L’incidence de la pubalgie est plus importante chez les hommes, non pas en raison des différences morphologiques entre les sexes mais à cause des activités « traditionnellement » liées au sexe masculin. Il s’agit d’une maladie professionnelle qui touche principalement les footballeurs (50 % des cas), suivis par les coureurs de longues distances, les joueurs de rugby, les cyclistes et les haltérophiles.

Pour diagnostiquer la pubalgie, il est important de tenir compte d’autres facteurs pouvant provoquer la douleur au pubis. On pense par exemple à la coxarthrose précoce du sportif, la douleur des ligaments sacro-iliaques et ilio-lombaires, aux hernies discales de L1 L2 et L3 qui peuvent engendrer la douleur au pubis ainsi que des douleurs viscérales d’origine rénale ou génito-urinaire.

Les études menées jusqu’à aujourd’hui signalent une série de facteurs déclencheurs du développement de la pubalgie généralement classés en deux grands groupes :

  1. Facteurs intrinsèques : 
    1. Raccourcissement des membres inférieurs
    2. Dysplasie de la hanche
    3. Hyperlordose lombaire
    4. Spondylose
    5. Déficiences de la paroi abdominale
  2. Facteurs extrinsèques :
    1. Mauvaise qualité du terrain sportif (sol glissant ou lourd)
    2. Surentraînement
    3. Mauvais programme d’entraînement
    4. Gestes techniques inadéquats
    5. Mauvais échauffement et retour au calme.

 

Cadre cliniques de la pathologie

 

Prévention de la pubalgie

La pubalgie étant connue comme une lésion invalidante, nous nous devons de la prévenir. Pour cela, une étroite collaboration entre le sportif, l’entraîneur, le médecin et physiothérapeute est nécessaire.

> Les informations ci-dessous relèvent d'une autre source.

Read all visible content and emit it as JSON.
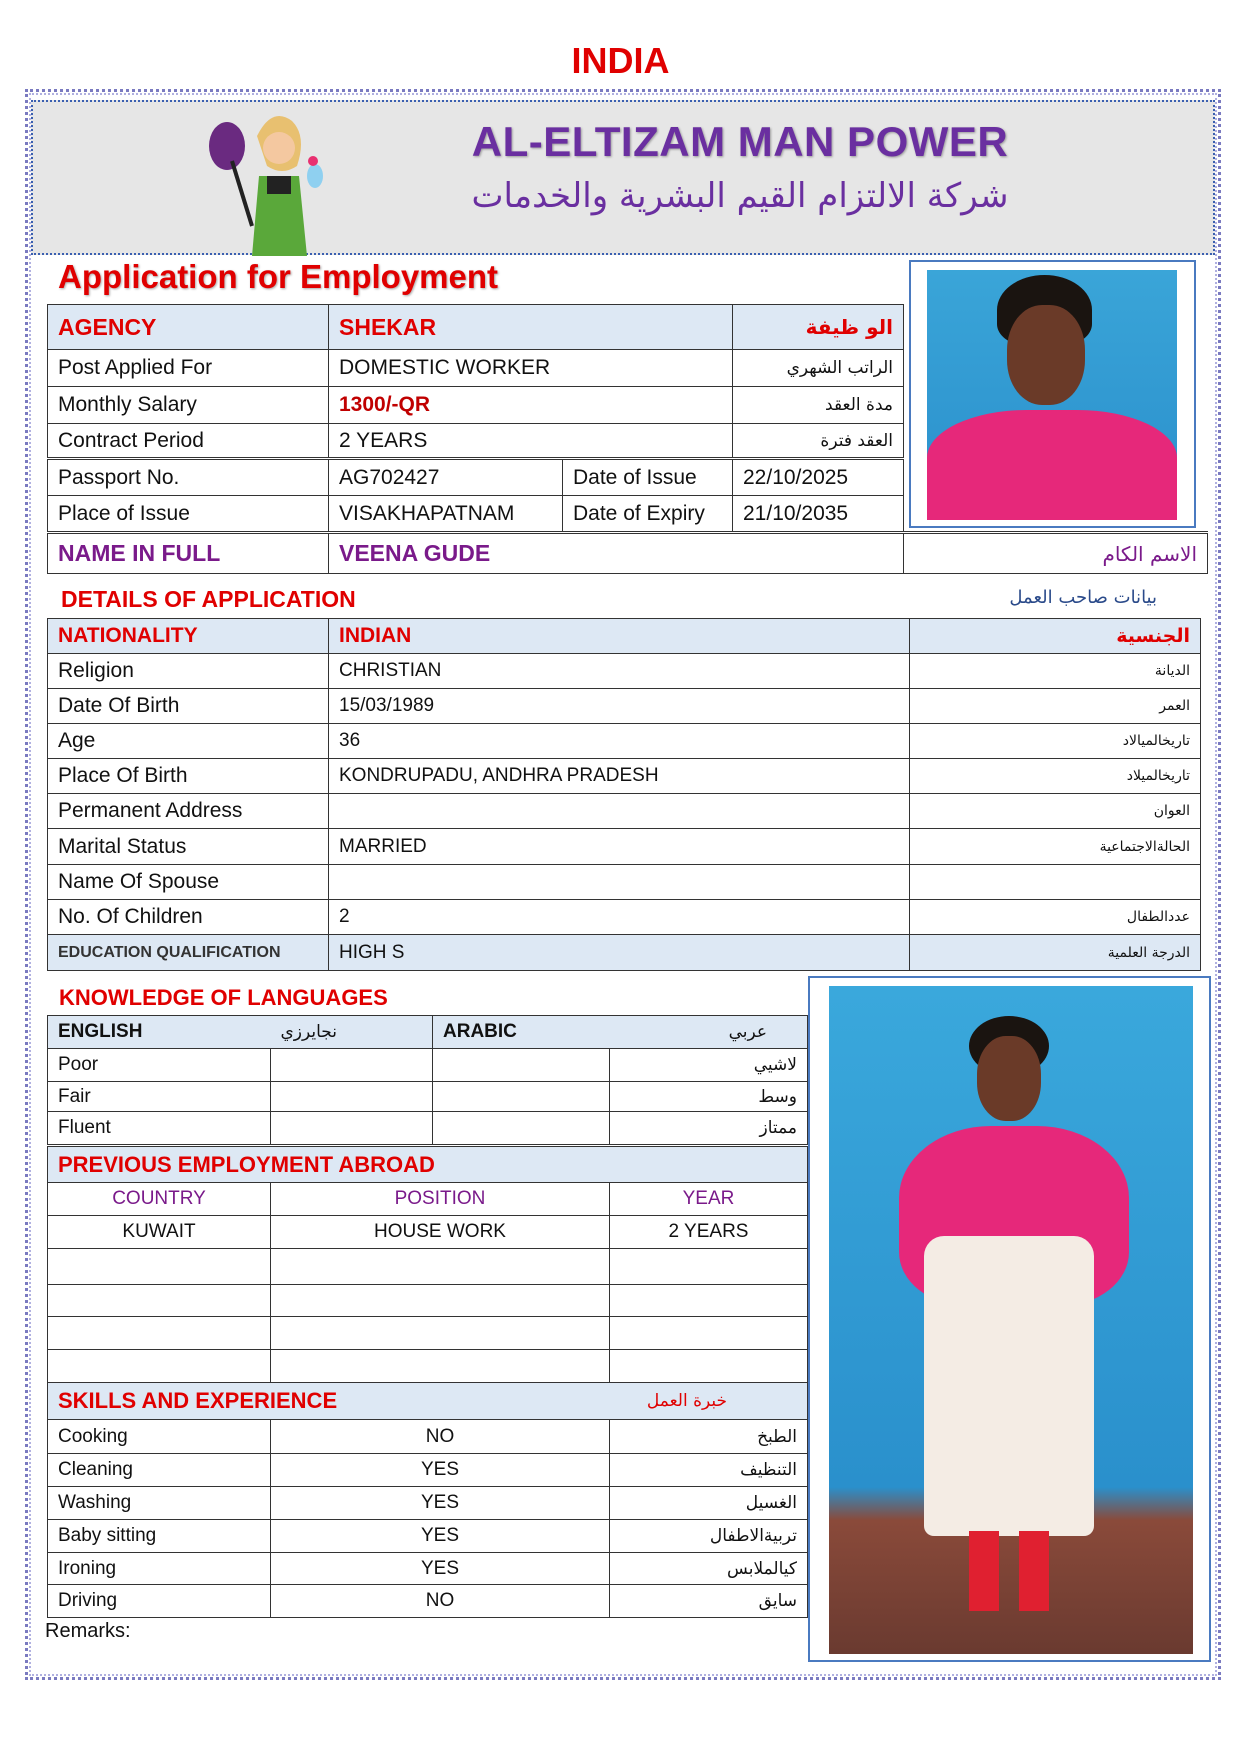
{
  "country": "INDIA",
  "company": {
    "name_en": "AL-ELTIZAM MAN POWER",
    "name_ar": "شركة الالتزام القيم البشرية والخدمات"
  },
  "form_title": "Application for Employment",
  "top": {
    "agency_label": "AGENCY",
    "agency_value": "SHEKAR",
    "agency_ar": "الو ظيفة",
    "rows": [
      {
        "label": "Post Applied For",
        "value": "DOMESTIC WORKER",
        "ar": "الراتب الشهري"
      },
      {
        "label": "Monthly Salary",
        "value": "1300/-QR",
        "ar": "مدة العقد"
      },
      {
        "label": "Contract Period",
        "value": "2 YEARS",
        "ar": "العقد فترة"
      }
    ],
    "passport_label": "Passport No.",
    "passport": "AG702427",
    "issue_date_label": "Date of Issue",
    "issue_date": "22/10/2025",
    "place_label": "Place of Issue",
    "place": "VISAKHAPATNAM",
    "expiry_label": "Date of Expiry",
    "expiry": "21/10/2035",
    "name_label": "NAME IN FULL",
    "name": "VEENA GUDE",
    "name_ar": "الاسم الكام"
  },
  "details": {
    "title": "DETAILS OF APPLICATION",
    "title_ar": "بيانات صاحب العمل",
    "nationality_label": "NATIONALITY",
    "nationality": "INDIAN",
    "nationality_ar": "الجنسية",
    "rows": [
      {
        "label": "Religion",
        "value": "CHRISTIAN",
        "ar": "الديانة"
      },
      {
        "label": "Date Of Birth",
        "value": "15/03/1989",
        "ar": "العمر"
      },
      {
        "label": "Age",
        "value": "36",
        "ar": "تاريخالميالاد"
      },
      {
        "label": "Place Of Birth",
        "value": "KONDRUPADU, ANDHRA PRADESH",
        "ar": "تاريخالميلاد"
      },
      {
        "label": "Permanent Address",
        "value": "",
        "ar": "العوان"
      },
      {
        "label": "Marital Status",
        "value": "MARRIED",
        "ar": "الحالةالاجتماعية"
      },
      {
        "label": "Name Of Spouse",
        "value": "",
        "ar": ""
      },
      {
        "label": "No. Of Children",
        "value": "2",
        "ar": "عددالطفال"
      }
    ],
    "education_label": "EDUCATION QUALIFICATION",
    "education": "HIGH S",
    "education_ar": "الدرجة العلمية"
  },
  "languages": {
    "title": "KNOWLEDGE OF LANGUAGES",
    "english": "ENGLISH",
    "english_ar": "نجايرزي",
    "arabic": "ARABIC",
    "arabic_ar": "عربي",
    "levels": [
      {
        "en": "Poor",
        "ar": "لاشيي"
      },
      {
        "en": "Fair",
        "ar": "وسط"
      },
      {
        "en": "Fluent",
        "ar": "ممتاز"
      }
    ]
  },
  "employment": {
    "title": "PREVIOUS EMPLOYMENT ABROAD",
    "headers": [
      "COUNTRY",
      "POSITION",
      "YEAR"
    ],
    "rows": [
      {
        "country": "KUWAIT",
        "position": "HOUSE WORK",
        "year": "2 YEARS"
      }
    ]
  },
  "skills": {
    "title": "SKILLS AND EXPERIENCE",
    "title_ar": "خبرة العمل",
    "rows": [
      {
        "label": "Cooking",
        "value": "NO",
        "ar": "الطبخ"
      },
      {
        "label": "Cleaning",
        "value": "YES",
        "ar": "التنظيف"
      },
      {
        "label": "Washing",
        "value": "YES",
        "ar": "الغسيل"
      },
      {
        "label": "Baby sitting",
        "value": "YES",
        "ar": "تربيةالاطفال"
      },
      {
        "label": "Ironing",
        "value": "YES",
        "ar": "كيالملابس"
      },
      {
        "label": "Driving",
        "value": "NO",
        "ar": "سايق"
      }
    ]
  },
  "remarks_label": "Remarks:",
  "colors": {
    "red": "#e00000",
    "purple": "#6a2fa0",
    "header_fill": "#dde8f4"
  }
}
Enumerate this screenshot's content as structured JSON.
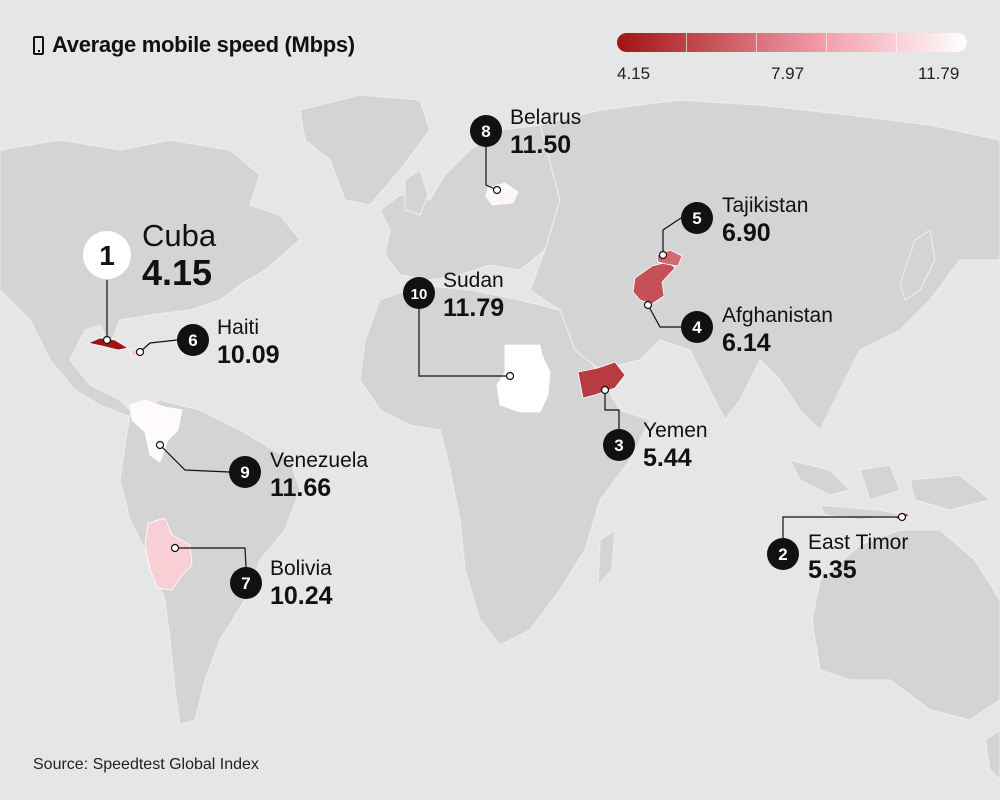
{
  "title": "Average mobile speed (Mbps)",
  "title_icon": "mobile-phone-icon",
  "legend": {
    "min_label": "4.15",
    "mid_label": "7.97",
    "max_label": "11.79",
    "min": 4.15,
    "max": 11.79,
    "color_low": "#a01414",
    "color_mid": "#f4a0ae",
    "color_high": "#ffffff"
  },
  "colors": {
    "background": "#e6e6e6",
    "land": "#d4d4d4",
    "borders": "#ececec",
    "marker": "#111111"
  },
  "countries": [
    {
      "rank": "1",
      "name": "Cuba",
      "value": "4.15",
      "speed": 4.15
    },
    {
      "rank": "2",
      "name": "East Timor",
      "value": "5.35",
      "speed": 5.35
    },
    {
      "rank": "3",
      "name": "Yemen",
      "value": "5.44",
      "speed": 5.44
    },
    {
      "rank": "4",
      "name": "Afghanistan",
      "value": "6.14",
      "speed": 6.14
    },
    {
      "rank": "5",
      "name": "Tajikistan",
      "value": "6.90",
      "speed": 6.9
    },
    {
      "rank": "6",
      "name": "Haiti",
      "value": "10.09",
      "speed": 10.09
    },
    {
      "rank": "7",
      "name": "Bolivia",
      "value": "10.24",
      "speed": 10.24
    },
    {
      "rank": "8",
      "name": "Belarus",
      "value": "11.50",
      "speed": 11.5
    },
    {
      "rank": "9",
      "name": "Venezuela",
      "value": "11.66",
      "speed": 11.66
    },
    {
      "rank": "10",
      "name": "Sudan",
      "value": "11.79",
      "speed": 11.79
    }
  ],
  "source": "Source: Speedtest Global Index"
}
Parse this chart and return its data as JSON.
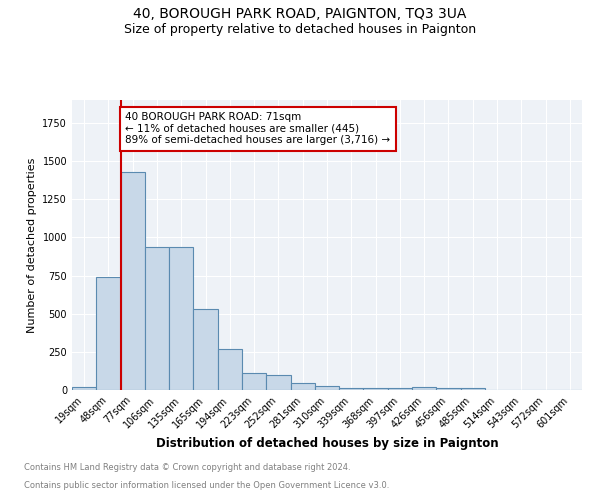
{
  "title": "40, BOROUGH PARK ROAD, PAIGNTON, TQ3 3UA",
  "subtitle": "Size of property relative to detached houses in Paignton",
  "xlabel": "Distribution of detached houses by size in Paignton",
  "ylabel": "Number of detached properties",
  "footnote1": "Contains HM Land Registry data © Crown copyright and database right 2024.",
  "footnote2": "Contains public sector information licensed under the Open Government Licence v3.0.",
  "bar_labels": [
    "19sqm",
    "48sqm",
    "77sqm",
    "106sqm",
    "135sqm",
    "165sqm",
    "194sqm",
    "223sqm",
    "252sqm",
    "281sqm",
    "310sqm",
    "339sqm",
    "368sqm",
    "397sqm",
    "426sqm",
    "456sqm",
    "485sqm",
    "514sqm",
    "543sqm",
    "572sqm",
    "601sqm"
  ],
  "bar_values": [
    22,
    740,
    1430,
    940,
    940,
    530,
    270,
    110,
    100,
    45,
    25,
    15,
    15,
    15,
    20,
    15,
    15,
    0,
    0,
    0,
    0
  ],
  "bar_color": "#c8d8e8",
  "bar_edge_color": "#5a8ab0",
  "bar_edge_width": 0.8,
  "red_line_index": 2,
  "red_line_color": "#cc0000",
  "annotation_text": "40 BOROUGH PARK ROAD: 71sqm\n← 11% of detached houses are smaller (445)\n89% of semi-detached houses are larger (3,716) →",
  "annotation_box_color": "white",
  "annotation_box_edge": "#cc0000",
  "ylim": [
    0,
    1900
  ],
  "plot_background": "#eef2f7",
  "grid_color": "white",
  "title_fontsize": 10,
  "subtitle_fontsize": 9,
  "xlabel_fontsize": 8.5,
  "ylabel_fontsize": 8,
  "tick_fontsize": 7,
  "annotation_fontsize": 7.5,
  "footnote_fontsize": 6
}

La prévention passe par un entraînement programmé et progressif dans lequel tous les facteurs prédisposant doivent être évités et traités.

Le bon travail des muscles abdominaux et les étirements des adducteurs et des ischio-jambiers doivent être effectués à tous les entraînements pour que l’athlète parvienne à un bon équilibre musculaire. Certains préparateurs sportifs conseillent d’effectuer très sérieusement ces exercices au début de la saison comme mesure préventive.

Normes thérapeutiques :

  • À l’apparition d’une lombalgie, le patient devra passer par un repos sportif complet et suffisamment long, entre 40 et 90 jours, afin qu’il récupère de toute lésion tendineuse.
  • Les anti-inflammatoires doivent être prescrits pas le médecin et doivent être de préférence non stéroïdiens. Ils doivent être administrés en doses modérées et décroissantes durant 20 ou 25 jours pour qu’ils soient efficaces sur n’importe quel élément tendineux touché.
  • Avant de reprendre les entraînements, il conviendra d’effectuer la tonification et le renforcement musculaire.
  • La reprise de l’activité sportive doit être progressive et programmée.
  • Le traitement chirurgical est réservé aux patients pour lesquels le traitement médical et physiothérapeutique n’a pas donné de résultats au bout d’environ trois mois.